Going further, fleet managers can begin to wrap these ideas into larger organizational objectives that are most important to executives, such as:

  • Resource Utilization – business leaders routinely compare their organization’s performance to their competition in terms of asset productivity, which in material handling spaces commonly takes the form of Revenue dollars by Warehouse Square Footage, or Net Earnings by Market Capitalization. While certainly not as glamorous, forklift maintenance benefits overall productivity in exactly the same ways that resource utilization metrics measure.
  • Personnel Engagement– with as much attention as current labor market turbulence receives, representing forklift maintenance’s impact on personnel factors is a timely subject. Proper forklift maintenance normalizes and incentivizes good operator behavior while also broadcasting positive work culture values. As such, forklift maintenance boosts warehouse productivity in key employee-first ways. We would even go so far as to say that a proactive maintenance culture is both a competitive differentiator as well as a direct HR benefit to prospective employees.
  • Predictive Performance-Based Cost Management – in business, nobody likes (bad) surprises.
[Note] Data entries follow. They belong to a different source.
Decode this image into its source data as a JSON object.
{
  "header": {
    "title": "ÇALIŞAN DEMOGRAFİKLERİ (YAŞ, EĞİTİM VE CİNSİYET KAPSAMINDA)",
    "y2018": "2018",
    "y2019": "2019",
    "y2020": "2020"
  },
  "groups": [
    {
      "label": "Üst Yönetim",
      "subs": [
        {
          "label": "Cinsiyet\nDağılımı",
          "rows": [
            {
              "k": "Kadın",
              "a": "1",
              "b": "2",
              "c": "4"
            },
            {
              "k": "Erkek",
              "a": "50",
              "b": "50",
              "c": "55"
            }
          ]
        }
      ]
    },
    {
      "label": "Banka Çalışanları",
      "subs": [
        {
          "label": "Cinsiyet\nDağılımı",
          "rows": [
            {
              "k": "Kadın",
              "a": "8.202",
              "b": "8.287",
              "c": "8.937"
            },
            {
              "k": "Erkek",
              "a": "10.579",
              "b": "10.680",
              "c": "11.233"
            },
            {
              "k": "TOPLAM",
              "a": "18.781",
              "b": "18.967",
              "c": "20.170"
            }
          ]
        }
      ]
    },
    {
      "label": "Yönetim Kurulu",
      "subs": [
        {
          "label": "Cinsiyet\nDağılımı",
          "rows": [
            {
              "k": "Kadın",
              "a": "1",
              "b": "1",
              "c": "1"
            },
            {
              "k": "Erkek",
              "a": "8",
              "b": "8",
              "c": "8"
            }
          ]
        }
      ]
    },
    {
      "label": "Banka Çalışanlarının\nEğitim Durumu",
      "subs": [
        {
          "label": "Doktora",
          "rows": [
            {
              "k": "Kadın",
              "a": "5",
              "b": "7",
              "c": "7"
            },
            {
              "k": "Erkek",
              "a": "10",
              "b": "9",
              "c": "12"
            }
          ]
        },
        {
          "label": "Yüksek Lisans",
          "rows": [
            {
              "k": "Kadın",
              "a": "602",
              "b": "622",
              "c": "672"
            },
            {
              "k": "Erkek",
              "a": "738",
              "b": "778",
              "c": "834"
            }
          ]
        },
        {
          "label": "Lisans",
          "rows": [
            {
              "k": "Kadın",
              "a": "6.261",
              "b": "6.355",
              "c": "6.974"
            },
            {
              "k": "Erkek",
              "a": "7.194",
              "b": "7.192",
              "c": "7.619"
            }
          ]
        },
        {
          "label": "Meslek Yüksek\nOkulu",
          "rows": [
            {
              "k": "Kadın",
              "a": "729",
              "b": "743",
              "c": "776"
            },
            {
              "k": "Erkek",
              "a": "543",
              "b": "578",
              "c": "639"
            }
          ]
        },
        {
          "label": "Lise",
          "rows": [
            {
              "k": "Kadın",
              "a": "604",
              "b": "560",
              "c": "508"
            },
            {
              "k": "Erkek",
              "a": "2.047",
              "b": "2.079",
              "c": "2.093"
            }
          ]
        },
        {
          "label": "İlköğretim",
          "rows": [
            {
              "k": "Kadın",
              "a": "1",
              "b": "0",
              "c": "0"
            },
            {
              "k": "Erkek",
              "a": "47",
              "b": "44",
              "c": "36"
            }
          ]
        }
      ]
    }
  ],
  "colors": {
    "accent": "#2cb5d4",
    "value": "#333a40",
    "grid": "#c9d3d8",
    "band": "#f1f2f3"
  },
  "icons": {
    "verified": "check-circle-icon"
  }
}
Forklift maintenance directly reduces the chances of such surprises by building reliability and level-setting performance directly into a warehouse’s forklift fleet. Over time, well-maintained fleets become the pinnacle of predictable performance, and this predictability can be translated into critical business costs such as overhead costs, insurance premium costs, contract cost margins, and scaling costs. As data is aggregated, the humble function of forklift maintenance can be used to build very robust predictive analytical models that can be used to forecast a warehouse’s cost profile into the future simply based on the highly reliable performance metrics that a well-maintained forklift fleet provides.